Dans un grand élan d’enthousiasme, les théoriciens du télétravail on effet prôné les vertus de la crise du Covid. Le travail à distance n’aurait que de bons côtés. Les cadres, concentrés jusqu’à présent dans les villes, se sont alors mis à rêver à une vie à la campagne et à une activité professionnelle délocalisée. Le recours massif aux solutions de téléconférence aurait en effet prouvé l’inutilité des déplacements, de la présence physique au bureau. Si les avantages sont bien perçus par les employés (cf. Marshall-Cam, 2019), certains inconvénients ne doivent pas être passés sous silence. Il est d’ailleurs ironique de penser que de grandes entreprises n’ont pas attendu la crise du Covid pour tester le télétravail et ensuite faire marche arrière. Ainsi, déjà en 2018, IBM a redécouvert les vertus du travail présentiel. Un article du Wall Street Journal se fait ainsi l’écho d’un rétropédalage généralisé : « Les dirigeants affirment que le fait de placer les travailleurs dans le même espace physique accélère la vitesse du travail et suscite l’innovation. ». Yahoo avait dès 2013 entamé un mouvement similaire de retour vers le bureau.


Impact psychologique du télétravail

Enfin, être créatif requiert que le climat soit propice. Lorsque l’environnement est anxiogène, stressant, les capacités cognitives sont toutes concentrées sur d’autres processus. Et ces processus ne sont pas compatibles avec la sérénité requise pour l’innovation. De manière générale, on a vu que la crise du Covid avait élevé de manière substantielle le niveau d’anxiété des populations. L’impact psychologique du travail à distance n’est pas non plus anodin.

Une étude comme celle de Tsuji et al. (2019) montre que les interactions physiques permettent de préserver son capital psychologique. Ces interactions, réelles et non virtuelles, contribuent au bien-être de l’employé(e). Ce résultat trouve un écho dans l’étude de Marshall-Camm (2019, pp.133-134). L’autrice a étudié la mise en place du télétravail dans un département de la fonction publique anglaise. Elle souligne, en ligne avec d’autres études (Forester, 1989; Mokhtarian et al., 1998; Wilton, Páez & Scott, 2011), que l’isolement (à la maison) est un facteur qui motive les employés à retourner au bureau

Le télétravail a donc des effets psychologiques qui sont loin d’être anodins et qui inhibent encore un peu plus la capacité d’innovation des individus et de l’entreprise toute entière.


Conclusion

La crise du Covid a accéléré l’acceptation et la transition vers le télétravail. Les employés, séduits sur le court-terme par ce nouveau mode de travail, le plébiscitent. Si ces formes de mise en œuvre peuvent différer grandement (d’un télétravail partiel à un télétravail total), il ne faut toutefois pas négliger les conséquences négatives sur l’entreprise que la distance entre employés peut entraîner. En raréfiant les contacts informels entre employés, en supprimant l’utilisation de certains sens dans la communication, le télétravail représente un risque pour la capacité d’innovation des entreprises. Les idées naissent, se développent et s’implémentent en effet en tirant parti des contacts informels entre employés, et de l’activation du réseau ainsi constitué au sein de l’entreprise.


Sources

Cyrulnik, B., Bustany, P., Oughourlian, J. M., André, C., Janssen, T., & Van Eersel, P. (2012). Votre cerveau n’a pas fini de vous étonner: entretiens avec Patrice Van Eersel. Albin Michel.

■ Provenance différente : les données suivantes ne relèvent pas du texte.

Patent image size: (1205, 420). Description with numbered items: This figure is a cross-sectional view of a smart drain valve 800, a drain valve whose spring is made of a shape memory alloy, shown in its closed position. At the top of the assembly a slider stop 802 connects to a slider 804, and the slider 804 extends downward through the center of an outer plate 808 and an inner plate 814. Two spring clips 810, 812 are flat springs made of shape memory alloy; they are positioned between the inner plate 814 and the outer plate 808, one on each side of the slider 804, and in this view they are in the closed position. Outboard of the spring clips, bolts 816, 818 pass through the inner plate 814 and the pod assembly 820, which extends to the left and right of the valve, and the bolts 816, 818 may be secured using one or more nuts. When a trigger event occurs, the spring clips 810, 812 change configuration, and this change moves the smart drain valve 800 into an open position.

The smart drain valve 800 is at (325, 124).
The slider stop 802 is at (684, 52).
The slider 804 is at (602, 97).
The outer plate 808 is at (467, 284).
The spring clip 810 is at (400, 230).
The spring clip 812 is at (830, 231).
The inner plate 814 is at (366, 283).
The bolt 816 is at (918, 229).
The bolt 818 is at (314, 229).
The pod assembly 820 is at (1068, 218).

Haddad, H., Lyons, G., & Chatterjee, K. (2009). An examination of determinants influencing the desire for and frequency of part-day and whole-day homeworking. Journal of Transport Geography, 17(2), 124-133.

Marshall-Camm, J. (2019). A critical reflection on the introduction and implementation of a homeworking policy in a United Kingdom government department (Doctoral dissertation, Lancaster University).

Perry-Smith, J. E., & Mannucci, P. V. (2017). From creativity to innovation: The social network drivers of the four phases of the idea journey. Academy of Management Review, 42(1), 53-79.

Simons, J. (2017). IBM, A pioneer of remote work, Calls workers back to the office. Wall Street Journal.

Tsuji, S., Sato, N., Yano, K., Broad, J., & Luthans, F. (2019, October). Employees’ Wearable Measure of Face-to-Face Communication Relates to Their Positive Psychological Capital, Well-Being. In IEEE/WIC/ACM International Conference on Web Intelligence-Companion Volume (pp. 14-20).



Images d’illustration : Shutterstock



Publié dans Innovation.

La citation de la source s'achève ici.